Because ChatGPT is not natively designed to be a conversational agent, Microsoft had to perform surgery and plug engines named Prometheus. Sounds like a hack, but it’s already up and a few selected users had the chance to test it (for the best, and often for the worse. And that latest statement was expected: because it’s not the native feature/behavior of ChatGPT, the current adaptation becomes freakish from time to time, like Frankenstein!)
Google Bard version
On the other side of the internet, and shaken by Microsoft’s bold move, Google also announced its own conversation agent backed on its own LLM: Bard.
Bard uses LamDA, a LLM specially trained for dialogs (D in the name stands for Dialog). LamDA understands the intent, extracts the parameters, uses Google Search (and other Google tools/AI, to curate answers, I guess to eliminate fake news) to get the search response and generates an verbose text answer.
There is too little information about Bard and its real capability. The product is in dog-food phase at Google (and my contacts told me that it is better and better day after day), but no external feedback for now.
Core features and differentiators
Microsoft shot first, for the best and the worst. Google follows suit closely. I have no doubt that both giants will achieve in the next 2 years a great, stable and efficient integration of a conversational agent in their search engine.
So, in the end, the conversational agent will be similar.
So where will the differences happen in the next gen search engine?
1. Firstly, come back in the 2000’s, and ask yourself why Google has dominated the internet compared to the competitors?
Search engine quality, efficiency, reliability is the answer. Today, try Google Search, try Bing Search (without ChatGPT) and compare the results.
What will be the most relevant, the most efficient, the most trustable?

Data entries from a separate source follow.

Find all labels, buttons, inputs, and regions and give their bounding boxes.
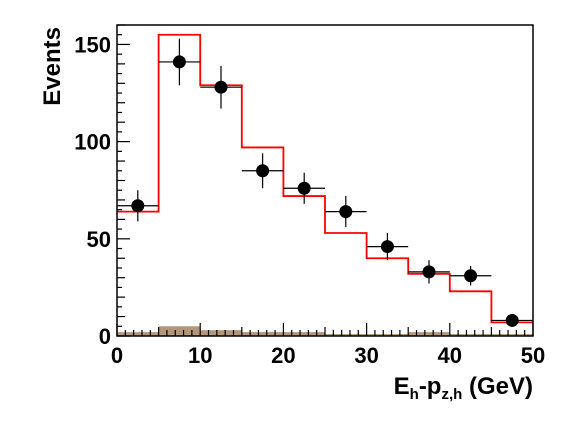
data-point [297, 181, 311, 195]
background-bar [366, 334, 409, 336]
background-bar [491, 334, 533, 336]
background-bar [241, 332, 284, 336]
x-tick-label: 40 [438, 343, 462, 368]
x-axis-title-sub: z,h [441, 386, 462, 403]
x-axis-title-part: (GeV) [462, 373, 533, 400]
x-axis-title-part: -p [419, 373, 442, 400]
y-tick-label: 150 [74, 32, 111, 57]
axis-ticks [116, 24, 534, 337]
x-tick-label: 30 [354, 343, 378, 368]
x-tick-label: 20 [271, 343, 295, 368]
mc-histogram-line [117, 33, 533, 324]
background-bar [283, 332, 325, 336]
x-axis-title-sub: h [410, 386, 419, 403]
background-bar [200, 330, 242, 336]
y-tick-label: 100 [74, 130, 111, 155]
background-bar [408, 332, 450, 336]
background-bar [158, 326, 201, 336]
data-point [214, 80, 228, 94]
data-point [131, 199, 145, 213]
data-point [464, 269, 478, 283]
x-tick-label: 10 [188, 343, 212, 368]
y-tick-label: 50 [87, 227, 111, 252]
background-bar [325, 334, 367, 336]
x-axis-title-part: E [394, 373, 410, 400]
y-axis-title: Events [39, 27, 66, 106]
data-point [256, 164, 270, 178]
data-point [422, 265, 436, 279]
data-point [505, 313, 519, 327]
background-bar [449, 334, 492, 336]
data-point [339, 205, 353, 219]
y-tick-label: 0 [99, 324, 111, 349]
x-tick-label: 50 [521, 343, 545, 368]
data-point [380, 240, 394, 254]
x-tick-label: 0 [111, 343, 123, 368]
x-axis-title: Eh-pz,h (GeV) [394, 373, 533, 403]
data-point [172, 55, 186, 69]
tick-labels: 0 10 20 30 40 50 0 50 100 150 [74, 32, 545, 368]
plot-area [117, 33, 533, 336]
background-bar [117, 332, 159, 336]
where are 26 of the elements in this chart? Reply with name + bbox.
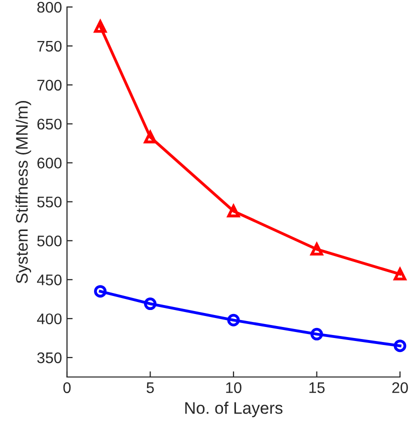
y-tick-label: 350 — [37, 352, 62, 364]
x-tick-label: 5 — [146, 382, 154, 394]
point — [394, 268, 406, 280]
y-axis-title: System Stiffness (MN/m) — [16, 101, 32, 284]
y-tick-label: 550 — [37, 196, 62, 208]
y-tick-label: 450 — [37, 274, 62, 286]
x-tick-label: 20 — [392, 382, 408, 394]
y-tick-label: 700 — [37, 80, 62, 91]
y-tick-label: 400 — [37, 313, 62, 324]
x-axis-title: No. of Layers — [185, 402, 282, 418]
point — [94, 20, 107, 33]
point — [310, 328, 323, 340]
point — [144, 130, 156, 144]
y-tick-label: 600 — [37, 158, 62, 168]
point — [227, 204, 240, 218]
point — [144, 298, 156, 310]
y-tick-label: 650 — [37, 118, 62, 130]
x-tick-label: 10 — [226, 382, 242, 394]
point — [94, 285, 107, 298]
y-tick-label: 500 — [37, 236, 62, 246]
point — [227, 314, 240, 326]
point — [394, 340, 406, 352]
y-tick-label: 800 — [37, 2, 62, 13]
x-tick-label: 15 — [309, 382, 325, 394]
x-tick-label: 0 — [63, 382, 71, 394]
y-tick-label: 750 — [37, 40, 62, 52]
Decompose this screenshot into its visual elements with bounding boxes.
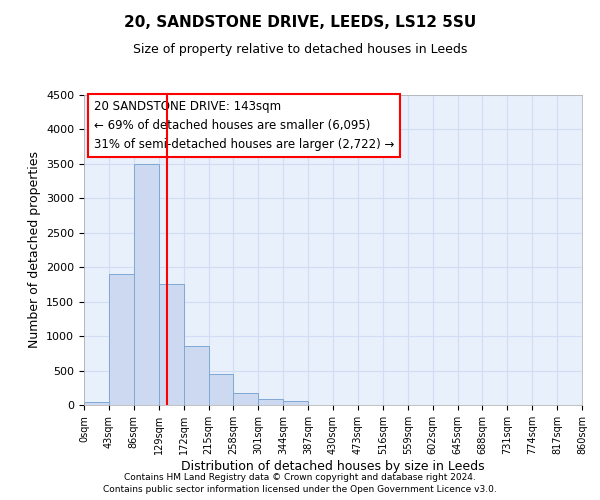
Bar — [233, 393, 259, 405]
Text: Contains public sector information licensed under the Open Government Licence v3: Contains public sector information licen… — [103, 486, 497, 494]
Bar — [109, 274, 134, 405]
Bar — [84, 402, 109, 405]
Bar — [259, 399, 283, 405]
Text: Size of property relative to detached houses in Leeds: Size of property relative to detached ho… — [133, 42, 467, 56]
Text: 20, SANDSTONE DRIVE, LEEDS, LS12 5SU: 20, SANDSTONE DRIVE, LEEDS, LS12 5SU — [124, 15, 476, 30]
Bar — [159, 284, 184, 405]
Bar — [283, 401, 308, 405]
Bar — [134, 164, 159, 405]
X-axis label: Distribution of detached houses by size in Leeds: Distribution of detached houses by size … — [181, 460, 485, 472]
Bar — [184, 346, 209, 405]
Text: Contains HM Land Registry data © Crown copyright and database right 2024.: Contains HM Land Registry data © Crown c… — [124, 473, 476, 482]
Text: 20 SANDSTONE DRIVE: 143sqm
← 69% of detached houses are smaller (6,095)
31% of s: 20 SANDSTONE DRIVE: 143sqm ← 69% of deta… — [94, 100, 394, 150]
Bar — [209, 374, 233, 405]
Y-axis label: Number of detached properties: Number of detached properties — [28, 152, 41, 348]
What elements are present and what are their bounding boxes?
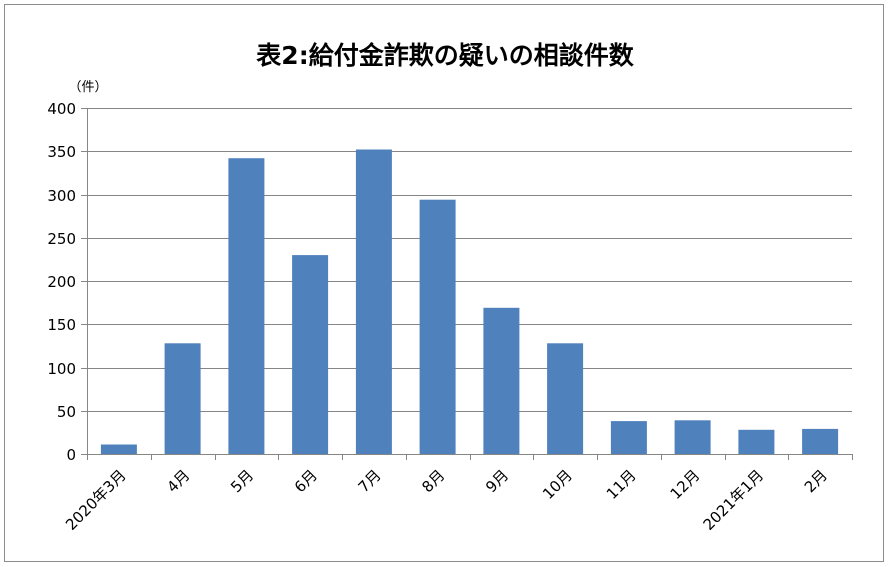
x-tick-label: 6月 bbox=[291, 466, 321, 496]
x-tick-label: 2020年3月 bbox=[62, 466, 130, 534]
bar bbox=[164, 343, 201, 454]
bar bbox=[100, 444, 137, 454]
bar bbox=[547, 343, 584, 454]
y-tick-label: 100 bbox=[47, 360, 76, 378]
bar bbox=[610, 421, 647, 454]
y-tick-label: 200 bbox=[47, 273, 76, 291]
bar bbox=[802, 428, 839, 454]
x-tick-label: 5月 bbox=[227, 466, 257, 496]
bar bbox=[738, 429, 775, 454]
x-tick-label: 2月 bbox=[801, 466, 831, 496]
x-tick-label: 2021年1月 bbox=[700, 466, 768, 534]
y-axis-unit-label: （件） bbox=[68, 80, 107, 95]
x-tick-label: 8月 bbox=[418, 466, 448, 496]
y-tick-label: 0 bbox=[66, 446, 76, 464]
bar bbox=[674, 420, 711, 454]
bar bbox=[483, 307, 520, 454]
bar bbox=[419, 199, 456, 454]
y-tick-label: 300 bbox=[47, 187, 76, 205]
bar bbox=[292, 255, 329, 454]
y-tick-label: 350 bbox=[47, 143, 76, 161]
x-tick-label: 7月 bbox=[355, 466, 385, 496]
x-tick-label: 11月 bbox=[603, 466, 640, 503]
x-tick-label: 10月 bbox=[539, 466, 576, 503]
y-tick-label: 150 bbox=[47, 316, 76, 334]
y-tick-label: 400 bbox=[47, 100, 76, 118]
bar bbox=[355, 149, 392, 454]
chart-title: 表2:給付金詐欺の疑いの相談件数 bbox=[256, 41, 634, 70]
y-tick-label: 250 bbox=[47, 230, 76, 248]
x-tick-label: 9月 bbox=[482, 466, 512, 496]
y-tick-label: 50 bbox=[57, 403, 76, 421]
bar bbox=[228, 158, 265, 454]
x-tick-label: 12月 bbox=[667, 466, 704, 503]
x-tick-label: 4月 bbox=[163, 466, 193, 496]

Google Search has this quality.
If each conversational agent uses their respective search engine, and the generative AI reaches the pretty same quality (Microsoft and Google). The difference will be done only on the quality of the search!
2. Then, a conversational agent is great to enhance the search engine answers, but to have a personal assistant able to know you, your profile, your preferences, your data to enrich answers, pre-select the most relevant answer (like train ticket, weather location,…) or achieve tasks on your behalf.

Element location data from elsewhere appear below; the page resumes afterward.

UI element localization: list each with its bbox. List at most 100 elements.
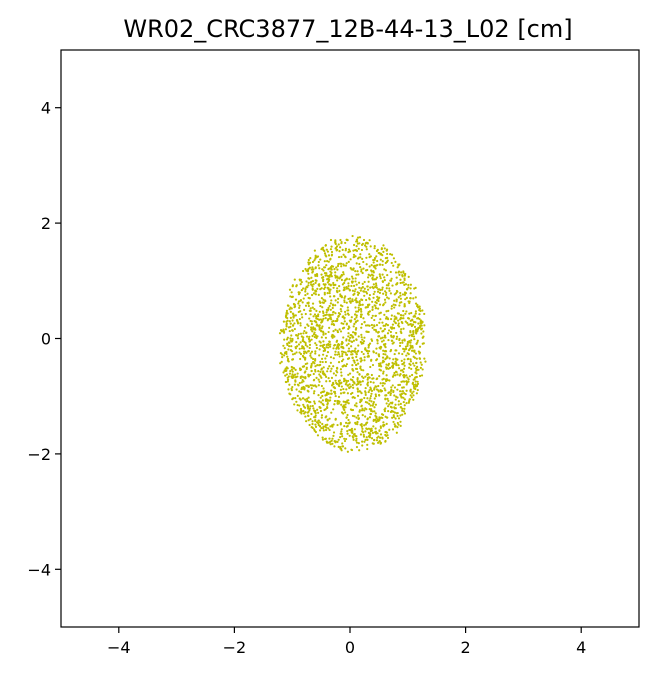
scatter-point [308,335,311,338]
scatter-point [412,355,415,358]
scatter-point [373,406,376,409]
scatter-point [353,322,356,326]
scatter-point [401,339,404,342]
scatter-point [312,283,315,286]
scatter-point [402,370,405,374]
scatter-point [382,377,385,380]
scatter-point [412,333,415,336]
scatter-point [385,422,388,425]
scatter-point [360,270,363,273]
scatter-point [395,337,398,341]
scatter-point [323,347,326,351]
scatter-point [337,345,340,349]
scatter-point [344,400,347,404]
scatter-point [361,282,364,285]
scatter-point [312,372,315,376]
scatter-point [330,250,334,254]
scatter-point [340,273,343,277]
scatter-point [396,266,399,269]
scatter-point [345,344,348,347]
scatter-point [383,298,387,301]
scatter-point [308,423,311,427]
scatter-point [374,418,377,421]
scatter-point [359,390,362,393]
scatter-point [348,372,352,375]
scatter-point [356,378,359,381]
scatter-point [379,426,382,429]
scatter-point [309,401,312,404]
scatter-point [398,338,401,342]
scatter-point [335,369,338,373]
scatter-point [356,359,359,362]
scatter-point [408,375,411,378]
scatter-point [352,438,355,441]
scatter-point [297,300,300,303]
scatter-point [302,356,305,359]
scatter-point [408,334,411,337]
scatter-point [324,360,327,364]
scatter-point [306,397,309,400]
scatter-point [381,260,384,263]
x-tick-label: −4 [107,638,131,657]
scatter-point [351,383,354,387]
scatter-point [347,402,350,405]
scatter-point [353,313,357,316]
scatter-point [349,320,352,323]
scatter-point [385,310,388,313]
scatter-point [320,414,324,417]
scatter-point [307,261,310,264]
scatter-point [307,410,310,414]
scatter-point [314,358,317,361]
scatter-point [295,341,298,344]
scatter-point [284,374,287,377]
scatter-point [396,373,399,376]
scatter-point [344,241,347,245]
scatter-point [386,296,389,299]
scatter-point [353,396,356,399]
scatter-point [328,278,331,281]
scatter-point [285,309,289,312]
scatter-point [411,381,415,384]
scatter-point [363,294,366,297]
scatter-point [307,390,310,393]
scatter-point [317,260,320,264]
scatter-point [289,369,292,373]
scatter-point [295,351,298,354]
scatter-point [310,369,313,373]
scatter-point [325,415,328,418]
scatter-point [351,414,355,418]
scatter-point [309,418,312,421]
scatter-point [345,381,348,384]
scatter-point [361,430,364,433]
scatter-point [342,271,345,274]
scatter-point [326,250,329,253]
scatter-point [383,268,386,271]
scatter-point [404,272,407,276]
scatter-point [409,360,412,363]
scatter-point [321,438,325,441]
scatter-point [343,439,347,443]
scatter-point [317,313,320,316]
scatter-point [343,286,346,289]
scatter-point [340,310,343,313]
scatter-point [336,399,339,403]
scatter-point [318,324,321,327]
scatter-point [284,369,287,372]
scatter-point [344,383,347,386]
scatter-point [388,287,391,290]
scatter-point [310,412,313,416]
scatter-point [392,257,396,260]
scatter-point [412,331,415,334]
scatter-point [374,267,377,270]
scatter-point [291,358,294,361]
scatter-point [392,327,396,330]
scatter-point [400,271,403,274]
scatter-point [316,287,319,290]
scatter-point [379,441,383,444]
scatter-point [321,325,324,328]
scatter-point [340,449,343,452]
scatter-point [390,406,393,409]
scatter-point [313,402,316,405]
scatter-point [377,389,380,392]
scatter-point [391,339,394,342]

In that context, Google has a very very VERY large base of users, with lots of data on many areas (maps, mails, navigation, shopping,…). This large base has been building for that 20 past years by Google.
And Microsoft won’t be able to fill this gap in the near future.
3. Finally, I would like to enlighten the innovation part. Because YES, GPT-3 is a great product, YES, Microsoft reuse OpenAI amazing work, but where is the innovation?
GPT stands for Generative Pre-trained Transformers. Who did release the transformers?
Google! in 2017. Ok ok, it’s not because you have good researchers that you are the best to leverage the power of your discovery.
But it also means that Google has had that skill for many years now, it can tweak, tune and understand the transformers deeply. It might be the only one able to do that. Or it is already on the next generation of generative AI algorithms to go to the next level!
Innovation is the key in IT. And I don’t see many releases performed by Microsoft. I don’t see any innovative products from Microsoft (in the cloud or elsewhere) except the Hololens.
It’s hard to compete without leading innovations.
Lots of noise for a status quo
Since 2020, Google is focused on building an “Answer engine” instead of a “Search engine”, but without any real demo or perspective of what it is or what it will be.
Finally, Microsoft simply boosted and forced Google to show muscle and to enter in the game.
Microsoft buzz was smart, well done and powerful. But, at the end, when the shock wave will fade, the legacy strength and weakness will stay.
Of course, we will never browse the internet, interact with machines and write things (code, articles, report) in the same way as before, but I’m convinced that the current “web order” will remain!